Data Science Capstone Project: Word Prediction

Daniel Alaiev
June 2016

Introduction

This application was created to satisfy the Capstone requirement for the Data Science Specialization from Johns Hopkins. The application:

  • Takes a series of words as an input
  • Checks spelling and suggests alternatives if errors are found
  • Uses the original input to predict the next word

All of the code is on GitHub.

Getting and Cleaning Data

The data are a collection of unstructured sentences from US blogs, Twitter, and US news sources. The data were:

  • Split into distinct sentences based on punctuation (, : ; !)
  • Filtered to exclude numbers, profanities, and misspellings
  • Split into n-grams and tabulated by frequency counts
  • Pruned to include only n-grams with frequency above 5

Algorithm Mechanics

The algorithm uses a simple back-off model with a probability adjustment based on novelty. The simple back-off model looks for an n-gram one word longer than the input, recursively. Once at least one match is found, the algorithm then predicts the full n-gram(s) with the highest novelty adjusted MLE probability: Freq(n-gram)/Freq(n-1-gram) * Nov Adj. N-gram novelty is a count of how many times the last word in the n-gram shows up in other unique n-grams, without looking at frequencies. The algorithm has about 28% accuracy for a 5-option prediction.
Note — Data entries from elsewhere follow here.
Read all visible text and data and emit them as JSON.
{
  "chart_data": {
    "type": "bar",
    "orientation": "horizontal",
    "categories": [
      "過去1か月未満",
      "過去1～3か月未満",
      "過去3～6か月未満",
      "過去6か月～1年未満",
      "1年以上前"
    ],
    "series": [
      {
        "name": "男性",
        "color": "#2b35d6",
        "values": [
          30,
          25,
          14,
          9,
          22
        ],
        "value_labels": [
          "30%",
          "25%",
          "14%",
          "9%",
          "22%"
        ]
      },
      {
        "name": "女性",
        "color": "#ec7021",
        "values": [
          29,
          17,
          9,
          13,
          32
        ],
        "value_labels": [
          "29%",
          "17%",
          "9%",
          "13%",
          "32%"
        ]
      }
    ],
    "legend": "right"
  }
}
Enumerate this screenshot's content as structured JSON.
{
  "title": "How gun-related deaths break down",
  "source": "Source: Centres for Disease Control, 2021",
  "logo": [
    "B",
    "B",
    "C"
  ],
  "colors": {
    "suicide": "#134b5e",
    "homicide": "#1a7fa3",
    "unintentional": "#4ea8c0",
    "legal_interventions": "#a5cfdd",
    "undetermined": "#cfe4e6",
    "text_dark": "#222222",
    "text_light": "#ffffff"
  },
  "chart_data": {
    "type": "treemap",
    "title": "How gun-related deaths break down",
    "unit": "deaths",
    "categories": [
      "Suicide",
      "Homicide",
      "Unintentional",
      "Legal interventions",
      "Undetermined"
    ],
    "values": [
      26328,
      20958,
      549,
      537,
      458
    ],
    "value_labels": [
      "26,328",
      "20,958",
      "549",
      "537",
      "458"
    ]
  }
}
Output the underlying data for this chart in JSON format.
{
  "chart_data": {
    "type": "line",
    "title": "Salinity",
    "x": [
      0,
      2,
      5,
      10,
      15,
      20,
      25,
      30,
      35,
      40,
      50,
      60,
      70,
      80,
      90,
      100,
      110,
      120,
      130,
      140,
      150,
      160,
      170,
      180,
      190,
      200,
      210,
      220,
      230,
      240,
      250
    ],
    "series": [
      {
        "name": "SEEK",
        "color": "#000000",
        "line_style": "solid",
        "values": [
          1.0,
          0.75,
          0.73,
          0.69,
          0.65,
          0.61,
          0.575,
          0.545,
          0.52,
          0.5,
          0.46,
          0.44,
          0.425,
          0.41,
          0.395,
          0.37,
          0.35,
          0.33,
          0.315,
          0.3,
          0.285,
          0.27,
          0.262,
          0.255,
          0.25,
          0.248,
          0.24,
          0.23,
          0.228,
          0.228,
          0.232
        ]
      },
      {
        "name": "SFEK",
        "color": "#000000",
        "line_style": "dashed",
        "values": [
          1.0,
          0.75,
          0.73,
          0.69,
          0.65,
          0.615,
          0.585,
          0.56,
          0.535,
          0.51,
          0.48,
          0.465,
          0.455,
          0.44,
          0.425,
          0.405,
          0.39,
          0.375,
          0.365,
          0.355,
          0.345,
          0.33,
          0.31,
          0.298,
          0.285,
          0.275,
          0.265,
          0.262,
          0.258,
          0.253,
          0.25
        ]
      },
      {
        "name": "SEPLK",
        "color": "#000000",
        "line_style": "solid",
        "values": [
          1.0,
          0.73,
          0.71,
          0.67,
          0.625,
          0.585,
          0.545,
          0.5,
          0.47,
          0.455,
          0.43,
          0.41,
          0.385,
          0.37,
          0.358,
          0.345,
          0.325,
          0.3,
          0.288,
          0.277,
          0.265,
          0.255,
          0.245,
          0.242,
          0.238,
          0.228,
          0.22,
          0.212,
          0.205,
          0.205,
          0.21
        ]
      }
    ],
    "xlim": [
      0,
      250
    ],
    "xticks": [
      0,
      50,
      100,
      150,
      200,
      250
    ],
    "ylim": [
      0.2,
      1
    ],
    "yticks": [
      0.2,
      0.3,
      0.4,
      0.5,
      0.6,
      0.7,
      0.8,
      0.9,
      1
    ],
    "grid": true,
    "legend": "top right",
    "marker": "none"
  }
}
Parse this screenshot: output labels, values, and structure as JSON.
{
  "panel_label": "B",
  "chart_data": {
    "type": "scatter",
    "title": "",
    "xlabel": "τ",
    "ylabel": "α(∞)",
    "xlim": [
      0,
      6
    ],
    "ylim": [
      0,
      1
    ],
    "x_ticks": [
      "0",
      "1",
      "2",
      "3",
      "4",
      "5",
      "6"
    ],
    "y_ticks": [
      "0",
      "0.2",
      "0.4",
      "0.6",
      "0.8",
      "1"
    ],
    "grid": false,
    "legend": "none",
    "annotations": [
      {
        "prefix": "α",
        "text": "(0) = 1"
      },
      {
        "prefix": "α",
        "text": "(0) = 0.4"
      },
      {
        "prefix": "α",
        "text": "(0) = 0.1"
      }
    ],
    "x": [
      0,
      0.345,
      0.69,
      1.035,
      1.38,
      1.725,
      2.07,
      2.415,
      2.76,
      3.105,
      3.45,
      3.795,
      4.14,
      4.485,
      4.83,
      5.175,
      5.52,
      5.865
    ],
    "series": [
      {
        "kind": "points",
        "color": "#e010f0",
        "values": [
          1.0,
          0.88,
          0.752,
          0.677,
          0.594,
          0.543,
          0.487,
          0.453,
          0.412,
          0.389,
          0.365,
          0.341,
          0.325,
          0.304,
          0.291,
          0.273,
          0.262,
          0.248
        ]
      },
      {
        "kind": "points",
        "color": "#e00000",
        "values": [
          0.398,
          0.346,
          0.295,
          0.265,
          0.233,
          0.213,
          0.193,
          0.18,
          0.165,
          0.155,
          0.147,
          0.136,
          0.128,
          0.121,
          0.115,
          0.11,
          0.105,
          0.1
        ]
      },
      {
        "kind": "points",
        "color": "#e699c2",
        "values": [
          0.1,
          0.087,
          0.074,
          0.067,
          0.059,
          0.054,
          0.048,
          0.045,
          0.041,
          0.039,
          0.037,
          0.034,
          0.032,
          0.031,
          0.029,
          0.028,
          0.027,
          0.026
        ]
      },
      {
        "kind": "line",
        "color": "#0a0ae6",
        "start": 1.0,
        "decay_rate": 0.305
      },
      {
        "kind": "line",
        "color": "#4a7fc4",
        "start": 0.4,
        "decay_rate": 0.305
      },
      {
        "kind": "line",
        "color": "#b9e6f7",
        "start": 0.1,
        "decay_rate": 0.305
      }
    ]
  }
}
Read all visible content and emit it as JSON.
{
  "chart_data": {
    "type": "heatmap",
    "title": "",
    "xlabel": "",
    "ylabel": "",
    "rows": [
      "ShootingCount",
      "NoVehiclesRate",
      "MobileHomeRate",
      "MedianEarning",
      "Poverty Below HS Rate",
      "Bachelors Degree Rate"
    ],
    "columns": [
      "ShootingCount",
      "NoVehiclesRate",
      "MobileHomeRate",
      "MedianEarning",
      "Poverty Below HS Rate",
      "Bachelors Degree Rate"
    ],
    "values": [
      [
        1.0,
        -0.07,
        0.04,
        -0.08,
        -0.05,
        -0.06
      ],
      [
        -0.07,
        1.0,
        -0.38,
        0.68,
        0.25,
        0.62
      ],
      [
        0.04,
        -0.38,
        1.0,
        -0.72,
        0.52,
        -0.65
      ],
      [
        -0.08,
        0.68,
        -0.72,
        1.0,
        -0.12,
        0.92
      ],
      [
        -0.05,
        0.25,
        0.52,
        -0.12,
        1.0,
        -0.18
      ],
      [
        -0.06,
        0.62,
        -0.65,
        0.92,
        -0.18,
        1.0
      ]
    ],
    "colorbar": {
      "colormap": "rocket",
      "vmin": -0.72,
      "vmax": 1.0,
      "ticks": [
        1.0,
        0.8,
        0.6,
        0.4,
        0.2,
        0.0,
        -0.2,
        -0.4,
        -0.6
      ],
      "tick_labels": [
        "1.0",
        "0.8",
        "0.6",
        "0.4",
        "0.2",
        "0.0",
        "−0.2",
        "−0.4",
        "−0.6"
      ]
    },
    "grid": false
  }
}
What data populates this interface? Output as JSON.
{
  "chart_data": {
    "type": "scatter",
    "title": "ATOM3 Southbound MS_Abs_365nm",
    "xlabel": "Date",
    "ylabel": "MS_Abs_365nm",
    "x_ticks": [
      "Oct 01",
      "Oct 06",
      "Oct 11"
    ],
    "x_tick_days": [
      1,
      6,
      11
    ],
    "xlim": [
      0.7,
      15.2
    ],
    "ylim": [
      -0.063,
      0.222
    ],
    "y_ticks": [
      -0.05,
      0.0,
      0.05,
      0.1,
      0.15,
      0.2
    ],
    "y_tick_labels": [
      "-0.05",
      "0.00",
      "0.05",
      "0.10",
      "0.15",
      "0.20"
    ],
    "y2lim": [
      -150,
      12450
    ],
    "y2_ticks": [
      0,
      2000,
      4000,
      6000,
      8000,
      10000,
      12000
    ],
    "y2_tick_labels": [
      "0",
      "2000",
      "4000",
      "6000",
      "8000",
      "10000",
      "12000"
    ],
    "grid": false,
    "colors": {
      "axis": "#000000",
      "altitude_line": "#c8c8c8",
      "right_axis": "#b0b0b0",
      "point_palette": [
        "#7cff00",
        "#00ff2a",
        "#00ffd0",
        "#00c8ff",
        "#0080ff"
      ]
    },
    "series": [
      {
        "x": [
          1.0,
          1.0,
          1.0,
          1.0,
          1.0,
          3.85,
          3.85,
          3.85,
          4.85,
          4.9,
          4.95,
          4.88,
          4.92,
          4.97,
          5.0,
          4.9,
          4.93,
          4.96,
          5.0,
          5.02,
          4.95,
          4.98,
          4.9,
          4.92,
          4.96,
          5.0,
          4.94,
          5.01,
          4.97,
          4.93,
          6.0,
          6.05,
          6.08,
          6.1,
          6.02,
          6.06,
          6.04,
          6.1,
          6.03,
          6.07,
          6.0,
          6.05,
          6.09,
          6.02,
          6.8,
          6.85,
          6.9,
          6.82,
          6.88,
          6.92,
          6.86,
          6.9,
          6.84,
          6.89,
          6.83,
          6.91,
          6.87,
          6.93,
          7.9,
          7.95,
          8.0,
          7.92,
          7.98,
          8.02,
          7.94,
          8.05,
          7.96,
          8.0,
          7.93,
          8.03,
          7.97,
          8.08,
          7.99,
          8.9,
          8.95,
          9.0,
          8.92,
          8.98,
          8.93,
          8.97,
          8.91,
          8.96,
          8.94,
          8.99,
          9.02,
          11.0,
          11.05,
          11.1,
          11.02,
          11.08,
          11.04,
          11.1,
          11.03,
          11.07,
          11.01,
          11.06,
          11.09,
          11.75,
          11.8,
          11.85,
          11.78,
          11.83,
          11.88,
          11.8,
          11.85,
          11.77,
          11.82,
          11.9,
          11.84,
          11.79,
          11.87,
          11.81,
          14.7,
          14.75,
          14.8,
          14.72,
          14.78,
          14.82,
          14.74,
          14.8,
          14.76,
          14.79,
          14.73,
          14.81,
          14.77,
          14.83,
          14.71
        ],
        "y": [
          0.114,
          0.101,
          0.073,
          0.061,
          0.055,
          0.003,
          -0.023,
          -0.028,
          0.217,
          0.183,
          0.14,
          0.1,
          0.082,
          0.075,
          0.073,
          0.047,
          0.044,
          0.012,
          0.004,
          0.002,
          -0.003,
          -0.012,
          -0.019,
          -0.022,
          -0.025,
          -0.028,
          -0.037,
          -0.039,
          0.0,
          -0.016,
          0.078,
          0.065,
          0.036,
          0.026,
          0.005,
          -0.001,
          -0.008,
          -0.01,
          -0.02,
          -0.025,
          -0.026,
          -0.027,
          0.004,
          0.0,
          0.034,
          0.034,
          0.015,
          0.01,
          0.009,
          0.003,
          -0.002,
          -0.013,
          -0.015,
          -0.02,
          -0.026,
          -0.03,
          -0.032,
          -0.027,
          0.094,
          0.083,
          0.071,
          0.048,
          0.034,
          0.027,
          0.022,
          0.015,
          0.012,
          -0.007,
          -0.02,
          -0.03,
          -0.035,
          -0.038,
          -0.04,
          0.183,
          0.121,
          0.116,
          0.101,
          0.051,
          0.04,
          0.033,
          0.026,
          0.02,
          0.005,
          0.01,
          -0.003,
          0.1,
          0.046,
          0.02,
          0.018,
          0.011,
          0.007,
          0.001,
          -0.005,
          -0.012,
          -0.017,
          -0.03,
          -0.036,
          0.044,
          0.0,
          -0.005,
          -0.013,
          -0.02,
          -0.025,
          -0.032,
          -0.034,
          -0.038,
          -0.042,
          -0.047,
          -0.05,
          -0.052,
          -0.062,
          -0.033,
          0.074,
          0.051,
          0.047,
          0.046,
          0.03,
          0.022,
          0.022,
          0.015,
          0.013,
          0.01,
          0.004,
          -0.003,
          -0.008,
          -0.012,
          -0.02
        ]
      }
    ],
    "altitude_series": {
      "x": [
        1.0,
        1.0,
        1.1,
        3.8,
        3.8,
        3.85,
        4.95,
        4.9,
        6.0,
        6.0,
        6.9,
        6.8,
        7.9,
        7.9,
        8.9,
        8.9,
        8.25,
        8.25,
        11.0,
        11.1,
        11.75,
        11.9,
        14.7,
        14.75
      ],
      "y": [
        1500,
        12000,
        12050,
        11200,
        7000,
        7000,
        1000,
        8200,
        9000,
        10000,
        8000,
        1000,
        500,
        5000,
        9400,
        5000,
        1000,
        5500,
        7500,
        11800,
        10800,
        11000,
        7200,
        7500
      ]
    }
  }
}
Instructions and Future Plans

Using the application is easy. Just open the link and type your sentence into the input box. The application will automatically process the input and report the results. It returns: the best prediction, an input check, and an output summary & table.

Future plans include:

  • An interpolated model that uses lower order n-grams too
  • Probability adjustments based new parameters